Turgenew gilt als einer der bedeutendsten Vertreter des russischen Realismus. Sein Werk hatte großen Einfluss auf die Entwicklung des "melancholischen Impressionismus" in Westeuropa. In frühen Jahren bis 1847 pflegte er vor allem die Lyrik (Bsp.: die Versnovelle Parascha, 1843). Ab 1855 trat er dann vermehrt als Autor von Dramen und Komödien hervor, die in ihren äußerlich wenig dramatischen Entwicklungen Züge der Dramen Tschechows vorwegnehmen.

Turgenews Prosa hat einen lyrischen Grundton, der sich besonders häufig Naturbeschreibungen und gefühlsbetonten Abschweifungen zuwendet. Von der Sprache Puschkins ausgehend, suchte er sie um Ausdrucksfähigkeit und künstlerische Verwendung der Satzmelodie zu erweitern. Turgenew war ein Meister der Charakterzeichnung; seine Figuren lässt er aus vielen kleinen und kaum wahrnehmbaren Einzelheiten erstehen.

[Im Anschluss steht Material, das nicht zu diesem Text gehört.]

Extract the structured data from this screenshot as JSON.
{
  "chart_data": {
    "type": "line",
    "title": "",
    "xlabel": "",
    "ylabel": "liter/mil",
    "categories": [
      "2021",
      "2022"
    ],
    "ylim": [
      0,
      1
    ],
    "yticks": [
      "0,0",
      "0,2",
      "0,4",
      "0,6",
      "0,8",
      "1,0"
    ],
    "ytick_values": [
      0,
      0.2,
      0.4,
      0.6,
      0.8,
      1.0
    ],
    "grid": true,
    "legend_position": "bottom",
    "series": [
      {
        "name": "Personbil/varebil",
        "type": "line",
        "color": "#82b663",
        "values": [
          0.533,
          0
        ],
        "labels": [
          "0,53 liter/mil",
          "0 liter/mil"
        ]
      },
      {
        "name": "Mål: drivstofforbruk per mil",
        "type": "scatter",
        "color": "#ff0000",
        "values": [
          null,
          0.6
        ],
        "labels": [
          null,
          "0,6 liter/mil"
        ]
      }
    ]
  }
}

Die Erzählungen Aufzeichnungen eines Jägers von 1852 wurden von vielen als Anprangerung der Leibeigenschaft und als soziale Anklage angesehen; im Mittelpunkt stehen sehr individuelle, bäuerliche Figuren. In seinen sechs Romanen schilderte Turgenew die Schicksale seiner Helden und verband sie mit sozialen, politischen und ideellen Strömungen im Russland der 1850er bis 1870er Jahre. In Väter und Söhne (1862) verarbeitete er das Thema Generationenkonflikt; in späteren Werken wie etwa Dunst (Turgenjew) (1868) neigte er dagegen immer stärker zu Polemik und satirischer Darstellung der zeitgenössischen Probleme.

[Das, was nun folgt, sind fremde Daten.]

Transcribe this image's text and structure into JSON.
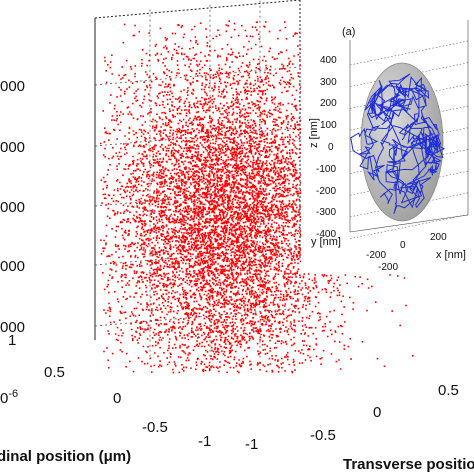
{
  "chart_data": [
    {
      "type": "scatter",
      "projection": "3d",
      "marker_color": "#ff0000",
      "xlabel": "Transverse position",
      "ylabel": "Longitudinal position (μm)",
      "x_ticks": [
        "-1",
        "-0.5",
        "0",
        "0.5"
      ],
      "y_ticks": [
        "1",
        "0.5",
        "0",
        "-0.5",
        "-1"
      ],
      "z_ticks": [
        "000",
        "000",
        "000",
        "000",
        "000"
      ],
      "exponent_label": "0",
      "exponent_power": "-6",
      "xlim": [
        -1,
        1
      ],
      "ylim": [
        -1,
        1
      ],
      "grid": true,
      "point_count_estimate": 16000,
      "distribution": "dense cloud of points filling the lower/central region of the 3D box"
    },
    {
      "type": "line",
      "projection": "3d",
      "panel_label": "(a)",
      "line_color": "#1f2fd6",
      "ellipsoid_color": "#b9b9b9",
      "xlabel": "x [nm]",
      "ylabel": "y [nm]",
      "zlabel": "z [nm]",
      "z_ticks": [
        "400",
        "300",
        "200",
        "100",
        "0",
        "-100",
        "-200",
        "-300",
        "-400"
      ],
      "x_ticks": [
        "-200",
        "0",
        "200"
      ],
      "y_ticks": [
        "-200"
      ],
      "zlim": [
        -400,
        400
      ],
      "grid": true
    }
  ]
}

Turgenew zählt auch zu den bedeutendsten europäischen Novellendichtern. Seine Novellen, die vor allem durch große Vielfalt in der Beschreibung charakterisiert sind, gelten als ein Höhepunkt dieser Gattung in der russischen Literatur. In seiner Novellistik bevorzugt Turgenew Rahmenerzählungen und das vielfach abgewandelte Motiv der Liebe. In späten Jahren floss auch das Übernatürliche und Geheimnisvolle in seine Erzählungen mit ein (z.B. Klara Militsch von 1882, in der eine über den Tod hinaus gehende Liebe geschildert wird).

In seiner literarischen Arbeit wurde Turgenew beeinflusst von Goethe, besonders von dessen Faust (Turgenjew) (gleichnamige Novelle von 1856), außerdem von Charles Baudelaire, Giacomo Leopardi und - im Alterswerk - Arthur Schopenhauer.

Turgenew gilt als der stärkste Schachspieler unter russischen Schriftstellern des 19. Jahrhunderts.